Il y a pourtant quelque chose de beau, sinon d’original, dans Sinister, c’est le personnage de l’écrivain raté. Imposée par Stephen King, la figure aujourd’hui conventionnelle déborde le cadre fictionnel, l’auteur ayant fréquemment commenté les points de rencontre entre un personnage comme celui de l’écrivain alcoolique de Shining et sa propre vie, rongée un temps par l’addiction. Ce jeu entre réalité et fiction, autobiographie et roman, déjà à l’œuvre dans L’Antre de la folie de John Carpenter, prend un tour particulier avec l’interprétation d’Ethan Hawke. La noirceur teintée de fragilité du personnage entre en résonance avec la carrière d’un acteur qui a peu à peu démissionné de l’avenir qui lui était promis après le succès du Cercle des poètes disparus. Au milieu du film, Ellison, dépassé par l’horreur dans laquelle il s’est volontairement plongé, regarde une émission de télévision réalisée il y a dix ans lors de la sortie de son premier livre Kentucky Blood. Un présentateur l’interroge sur l’immoralité qu’il y a à construire son succès sur la souffrance des autres. Le jeune écrivain d’alors parle de justice. Derrière l’écran, un verre de whisky à la main, Ellison esquisse un rictus. Il est devenu un charognard comme les autres. Offrir sa famille en gage de bonne volonté à la muse, qui n’est autre que le démon de l’ambition, apparaît comme la seule voie.

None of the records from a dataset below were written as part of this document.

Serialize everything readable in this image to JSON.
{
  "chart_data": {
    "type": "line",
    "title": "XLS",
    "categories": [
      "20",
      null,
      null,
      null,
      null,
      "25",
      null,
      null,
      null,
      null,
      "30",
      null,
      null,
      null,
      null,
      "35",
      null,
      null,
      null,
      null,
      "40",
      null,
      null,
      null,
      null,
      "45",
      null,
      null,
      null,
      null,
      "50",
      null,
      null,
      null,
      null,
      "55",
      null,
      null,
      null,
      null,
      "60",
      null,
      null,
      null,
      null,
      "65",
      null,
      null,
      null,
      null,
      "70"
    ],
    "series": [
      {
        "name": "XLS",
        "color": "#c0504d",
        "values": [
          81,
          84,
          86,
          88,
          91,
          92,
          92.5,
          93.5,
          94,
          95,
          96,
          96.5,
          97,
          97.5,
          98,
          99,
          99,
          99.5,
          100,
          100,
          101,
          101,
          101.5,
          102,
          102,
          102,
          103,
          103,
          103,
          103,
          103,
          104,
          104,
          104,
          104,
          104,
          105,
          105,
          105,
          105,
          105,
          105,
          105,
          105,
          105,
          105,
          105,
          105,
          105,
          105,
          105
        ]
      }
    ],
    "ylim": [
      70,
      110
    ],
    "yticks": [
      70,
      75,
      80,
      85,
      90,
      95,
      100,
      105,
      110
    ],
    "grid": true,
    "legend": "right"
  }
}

Toujours dans les bonus, le réalisateur raconte qu’après son expérience ratée à Hollywood avec Le Jour où la terre s’arrêta, il s’est beaucoup moins préoccupé du budget du film que du contrôle qu’il pourrait avoir sur le film, se félicitant d’avoir obtenu avec Sinister le final cut. Il faudrait peut-être s’interroger sur ce modèle de production qui engage les jeunes réalisateurs à s’estimer heureux d’avoir le final cut sur un film de commande. Ainsi, le héros fonctionnerait pour le réalisateur moins comme un repoussoir qui lui permettrait de dépasser sa peur de la stérilité que comme un modèle paradoxal. Avec Sinister, réalisé pour 3 millions de dollars et qui en a rapporté 87 millions, Scott Derrickson a parfaitement réussi son coup. Son prochain film nous renseignera sur une autre question morale : dans quelle mesure le courage est-il une composante essentielle de l’art ?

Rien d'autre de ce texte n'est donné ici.